How about when your best friend comes over and says “I’m pregnant with my 2nd child but I really don’t remember I’m pregnant!!”
Talk about a stab in my heart
How about staying awake at night crying and wandering if your best friend or little sister are going to get pregnant first? And knowing your gonna have to throw the baby shower for both
When you hear the following songs;
“I Knew I Loved You Before I Met You” – Savage Garden
“I Still Haven’t Met You Yet”
“A Song for Mama” – Boyz II Men
Oooohhh, or the song
“All I Want For Christmas Is You Baby” – Mariah Carey
I ran into someone I didn’t know was pregnant when I went to vote today. Crying while voting, that’s a first for me.

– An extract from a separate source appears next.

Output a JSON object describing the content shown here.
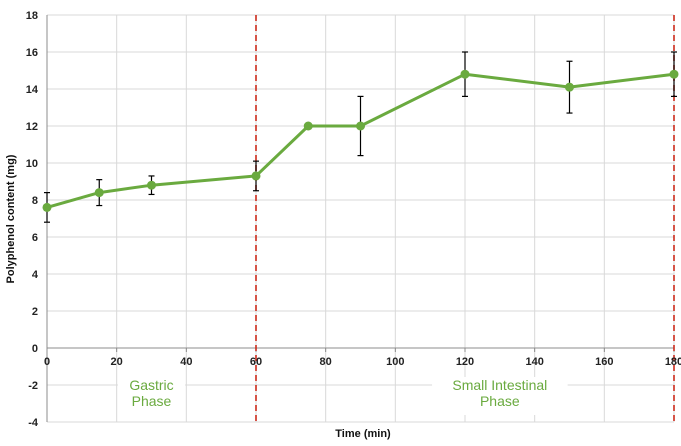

My fave spot is crying in my Ma’s arms. DH is great, but he is am ex-soldier so sometimes its just like “keep calm, carry on”.
More convenient though is the shower, because when I come red eyed all I have to say is “water got in my eyes and messed up my contacts a bit. Anyone for Call of Duty?” That usually will distract males, sometimes more than an offer for sex lol
This blog happened to indicate up in my searches and I couldn’t aid clicking on it. I am glad I did mainly because it was a really fulfilling read.
Where we live they just introduced a distracted driving law, I wonder if crying while driving is illegal now???